MacKenzie Capital Management has offered shareholders of Blackstone Real Estate Income Trust (BREIT) an immediate cash payment of $9.27 per share, which is nearly 38% below BREIT’s net asset value of $14.88 per share.

MacKenzie’s offer of quick cash for nontraded BREIT shares, known in the industry as a mini-tender offer, is for up to 1.5M shares and expires on December 11.

MacKenzie is aiming the offer at BREIT shareholders who have been filing redemption requests with the $70B fund since November 30 2022, when BREIT began prorating these withdrawals.

A statement issued by the California-based firm noted that BREIT does not maintain a backlog of redemption requests, forcing fund investors to refile their claims each month in order to gradually recoup the full amount requested.

“The share repurchase program is oversubscribed. The [program] only redeemed between 17% and 43% of requests during each of the past six months. Each month you have to re-submit your request, and you can only have a portion of your investment returned,” said Robert Dixon, MacKenzie’s managing director, in an October 23 offer letter to BREIT shareholders.

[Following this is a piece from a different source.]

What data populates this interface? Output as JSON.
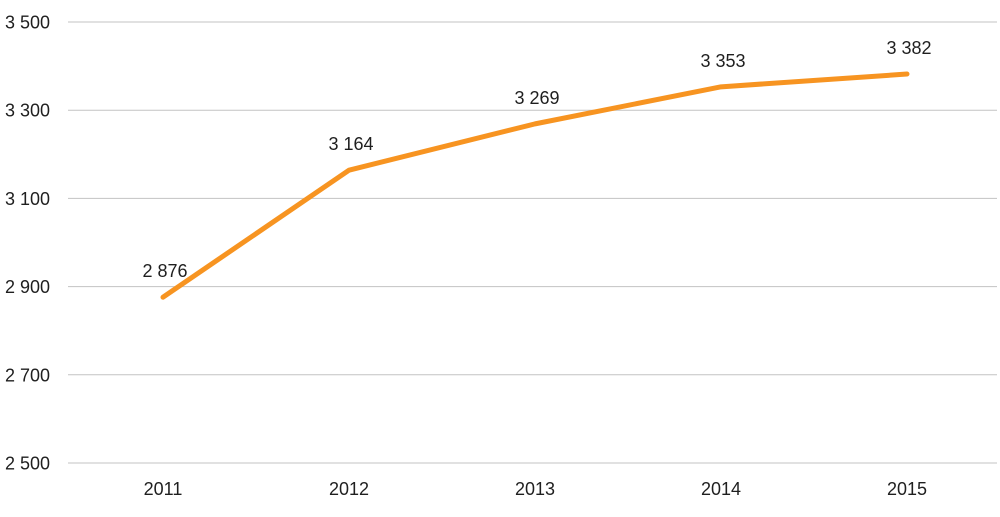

“Admittedly, this purchase price is a 38% discount to [BREIT's] estimated net asset value of $14.88 per Class S Share as of August 31, 2023. Factored into our offer is the illiquidity, price, and market risk that MacKenzie assumes in purchasing these shares from you, while providing you with prompt payment for your funds,” Dixon’s letter continued.

“It should be noted that you would receive more over time if you repeatedly submit your shares into the REIT’s share repurchase plan, but our offer may be particularly attractive to those who desire liquidity and have not been able to redeem their shares completely,” Dixon added.

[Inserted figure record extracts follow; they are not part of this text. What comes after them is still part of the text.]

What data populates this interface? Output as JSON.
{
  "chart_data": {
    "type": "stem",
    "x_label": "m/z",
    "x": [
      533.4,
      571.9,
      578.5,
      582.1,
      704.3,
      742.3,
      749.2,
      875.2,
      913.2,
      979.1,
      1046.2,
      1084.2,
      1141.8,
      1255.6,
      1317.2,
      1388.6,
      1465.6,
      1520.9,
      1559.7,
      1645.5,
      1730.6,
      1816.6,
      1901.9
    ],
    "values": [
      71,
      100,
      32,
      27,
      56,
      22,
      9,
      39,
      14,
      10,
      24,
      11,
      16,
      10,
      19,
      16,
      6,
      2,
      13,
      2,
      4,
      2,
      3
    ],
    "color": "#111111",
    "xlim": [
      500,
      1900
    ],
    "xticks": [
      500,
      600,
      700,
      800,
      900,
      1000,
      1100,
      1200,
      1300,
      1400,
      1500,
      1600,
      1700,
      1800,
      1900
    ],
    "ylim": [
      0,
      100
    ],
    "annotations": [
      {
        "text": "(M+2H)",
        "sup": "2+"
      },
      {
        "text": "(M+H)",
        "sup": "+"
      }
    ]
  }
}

Blackstone fired back, calling MacKenzie’s discounted cash payment offer “offensive” and “predatory.”

“This predatory offer is an attempt to mislead and take advantage of unsuspecting shareholders by trying to purchase shares at a nearly 40% discount when BREIT’s semi-liquid structure provides monthly liquidity to shareholders with no discount,” Blackstone said, in a statement provided to Globe St.

BREIT’s board of directors sent a letter to shareholders on October 23 unanimously recommending that they reject MacKenzie’s offer.

“It is irrational to sell at an over 37% discount when BREIT provides liquidity monthly at NAV with no discount,” said the letter, signed by BREIT CEO Frank Cohen. “MacKenzie provides no explanation for how its deeply discounted Offer was determined and substantially undervalues BREIT’s real estate.”

Cohen’s letter noted that BREIT has paid $11.3 billion at NAV to redeeming stockholders since November 30 and a stockholder submitting repurchase requests over that period has received 97% of their money back.

“In the last three months alone, an investor would have received 73% of their money back and we continue to satisfy repurchase requests each month at NAV with no discount,” Cohen said, in the letter.

“Further, repurchase requests continue to decline: September 2023 was the lowest month of repurchase requests since October 2022, the fifth consecutive month of declining requests and 60% lower than the peak in January 2023,” the BREIT CEO added.

Blackstone also cited an SEC caution to investors, dated January 31, 2008, warning that mini-tender offers “have increasingly been used to catch investors off guard.”

“Many investors who hear about mini-tender offers surrender their securities without investigating the offer, assuming that the price offered includes the premium usually present in larger, traditional tender offers,” said the 2008 SEC publication, entitled Mini-Tender Offers: Tips for Investors.

As a non-traded REIT, BREIT has thresholds on how much money investors can take out of its fund in order to avoid forced selling of assets. In a Dec. 1 letter to investors, BREIT said redemption requests had exceeded its 2% of net asset value monthly limit and its 5% quarterly threshold.